The meeting with Rowan County Clerk Kim Davis, and comments by the pope, may spur action by local officials across the United States who have resisted issuing marriage licenses to gay couples since the U.S. Supreme Court's June decision to legalize same-sex marriage.
Mat Staver, an attorney for Davis and founder of Liberty Counsel, a law firm that champions conservative Christian causes, told Reuters the meeting was not about sending a message to other clerks or judges.
'It was really a meeting between the pope and Kim Davis and her husband, Joe, to encourage her,” he said. 'It was an amazing opportunity for her to meet the pope, and for him to be able to stand beside another Christian and to encourage another person who exercised her faith and went to jail for it.”
Staver would not say whether the Vatican or Davis's representatives had initiated contact about a meeting.
The issue Davis came to symbolize has for months been a key focus of GOP presidential campaigns. In May, Louisiana Gov. Bobby Jindal issued protections for businesses that refuse to serve same-sex marriages. In August, U.S. Sen Ted Cruz held a rally with Richard and Betty Odgaard, who were fined after refusing to host a same-sex ceremony at their bistro and gallery in Grimes. And in September, former Arkansas Gov. Mike Huckabee rallied with Davis as she was released from jail.
Her meeting with the pope angered gay activists and came as a frustrating letdown for gay and liberal American Catholics, many of whom had been encouraged by an earlier remark by Pope Francis that 'If someone is gay and searches for the Lord and has good will, who am I to judge?”
According to a new Ipsos/Reuters online poll, 73 percent of respondents said they strongly agreed or agreed somewhat with the pope's statement.
'The news that Pope Francis met privately ... with Kim Davis throws a wet blanket on the good will that the pontiff had garnered during his U.S. visit,” Francis DeBernardo, executive director of gay and lesbian Catholic advocacy group New Ways Ministry, said in an email. 'Pope Francis needs to state clearly where he stands in regard to the inclusion of LGBT people in the church and society.”
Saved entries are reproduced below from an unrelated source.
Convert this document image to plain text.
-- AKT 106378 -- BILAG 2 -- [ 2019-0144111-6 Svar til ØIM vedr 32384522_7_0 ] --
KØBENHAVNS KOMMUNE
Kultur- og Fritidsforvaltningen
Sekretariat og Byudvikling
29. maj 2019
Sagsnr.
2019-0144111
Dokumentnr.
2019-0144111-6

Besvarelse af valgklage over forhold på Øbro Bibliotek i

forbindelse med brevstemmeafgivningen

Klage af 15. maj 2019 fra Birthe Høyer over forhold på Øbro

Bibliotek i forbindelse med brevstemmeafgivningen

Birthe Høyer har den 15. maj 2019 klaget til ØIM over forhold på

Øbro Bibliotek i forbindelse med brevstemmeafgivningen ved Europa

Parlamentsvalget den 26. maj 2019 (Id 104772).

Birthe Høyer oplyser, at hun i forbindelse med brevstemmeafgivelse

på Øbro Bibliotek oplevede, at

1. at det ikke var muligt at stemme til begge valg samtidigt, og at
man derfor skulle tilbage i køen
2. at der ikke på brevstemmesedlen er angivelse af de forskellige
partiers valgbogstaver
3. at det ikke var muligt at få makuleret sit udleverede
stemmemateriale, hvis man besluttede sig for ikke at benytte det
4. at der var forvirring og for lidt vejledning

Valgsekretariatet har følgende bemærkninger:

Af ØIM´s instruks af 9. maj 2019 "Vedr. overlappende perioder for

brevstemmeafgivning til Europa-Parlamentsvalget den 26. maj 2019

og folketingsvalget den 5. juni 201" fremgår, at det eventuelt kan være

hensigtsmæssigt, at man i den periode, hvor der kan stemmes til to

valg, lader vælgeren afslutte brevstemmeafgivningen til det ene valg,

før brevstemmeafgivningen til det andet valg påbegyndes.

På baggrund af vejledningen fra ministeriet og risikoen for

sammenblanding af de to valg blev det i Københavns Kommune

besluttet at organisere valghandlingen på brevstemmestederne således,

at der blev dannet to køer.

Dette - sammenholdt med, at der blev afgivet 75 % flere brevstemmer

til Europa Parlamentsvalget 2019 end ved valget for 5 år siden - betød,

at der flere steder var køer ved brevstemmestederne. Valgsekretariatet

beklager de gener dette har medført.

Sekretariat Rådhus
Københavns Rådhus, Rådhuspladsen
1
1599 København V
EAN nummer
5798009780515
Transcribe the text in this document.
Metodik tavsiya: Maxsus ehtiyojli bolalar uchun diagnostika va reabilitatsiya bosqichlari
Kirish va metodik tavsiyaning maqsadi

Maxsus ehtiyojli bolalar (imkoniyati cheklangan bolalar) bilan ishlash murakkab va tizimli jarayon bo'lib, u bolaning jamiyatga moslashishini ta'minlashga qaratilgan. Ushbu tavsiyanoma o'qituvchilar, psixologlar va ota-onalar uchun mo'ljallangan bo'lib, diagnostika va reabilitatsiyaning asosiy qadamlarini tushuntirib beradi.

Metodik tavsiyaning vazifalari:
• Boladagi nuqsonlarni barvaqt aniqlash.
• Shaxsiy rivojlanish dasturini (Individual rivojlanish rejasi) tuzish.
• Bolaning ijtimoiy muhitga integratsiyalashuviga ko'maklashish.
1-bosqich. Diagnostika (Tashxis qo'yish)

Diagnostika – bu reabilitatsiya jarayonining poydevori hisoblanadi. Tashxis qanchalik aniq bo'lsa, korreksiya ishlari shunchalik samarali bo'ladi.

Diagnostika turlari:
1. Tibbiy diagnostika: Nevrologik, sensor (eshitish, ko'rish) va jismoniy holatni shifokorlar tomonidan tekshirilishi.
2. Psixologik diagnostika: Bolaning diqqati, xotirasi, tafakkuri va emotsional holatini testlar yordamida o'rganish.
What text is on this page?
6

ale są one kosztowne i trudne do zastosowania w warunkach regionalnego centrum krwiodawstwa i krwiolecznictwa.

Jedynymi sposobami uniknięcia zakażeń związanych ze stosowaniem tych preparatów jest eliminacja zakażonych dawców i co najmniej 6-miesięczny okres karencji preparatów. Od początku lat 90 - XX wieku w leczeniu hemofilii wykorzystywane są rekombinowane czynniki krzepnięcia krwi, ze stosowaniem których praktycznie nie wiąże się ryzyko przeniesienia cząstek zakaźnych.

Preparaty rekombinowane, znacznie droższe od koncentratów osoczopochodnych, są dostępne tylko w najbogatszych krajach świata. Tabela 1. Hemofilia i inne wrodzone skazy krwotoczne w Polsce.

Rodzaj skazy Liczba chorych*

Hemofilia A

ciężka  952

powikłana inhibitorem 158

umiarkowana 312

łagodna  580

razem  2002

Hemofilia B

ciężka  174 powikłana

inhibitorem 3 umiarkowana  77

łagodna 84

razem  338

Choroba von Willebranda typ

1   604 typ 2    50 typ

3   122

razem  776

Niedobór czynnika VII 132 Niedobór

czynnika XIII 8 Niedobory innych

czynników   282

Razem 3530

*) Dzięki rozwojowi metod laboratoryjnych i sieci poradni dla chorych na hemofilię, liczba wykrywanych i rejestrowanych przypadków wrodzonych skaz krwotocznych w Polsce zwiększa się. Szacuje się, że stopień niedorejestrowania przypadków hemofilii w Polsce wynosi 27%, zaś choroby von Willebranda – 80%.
Still, Pope Francis is enjoying strong approval ratings from Americans of all political stripes, according to the poll, conducted Sept. 21-28, before the meeting with Davis was disclosed. Some 60 percent said they had a favorable opinion of him, while only 10 percent viewed him unfavorably.
One respondent, 67-year-old Catholic Judy Fitzpatrick who describes herself as a moderate Republican, said the meeting did not change her favorable opinion, even though she thinks Davis should step down as county clerk.
Davis and her husband met the pope on Thursday during the Washington leg of his U.S. visit. The Vatican confirmed the meeting.
'He told me before he left ... ‘Stay strong.' That was a great encouragement,” Davis told ABC, saying that her meeting with Pope Francis 'kind of validates everything.”
As the pope returned from his trip Monday, he said government officials had a 'human right” to refuse to discharge a duty if they felt it violated their conscience.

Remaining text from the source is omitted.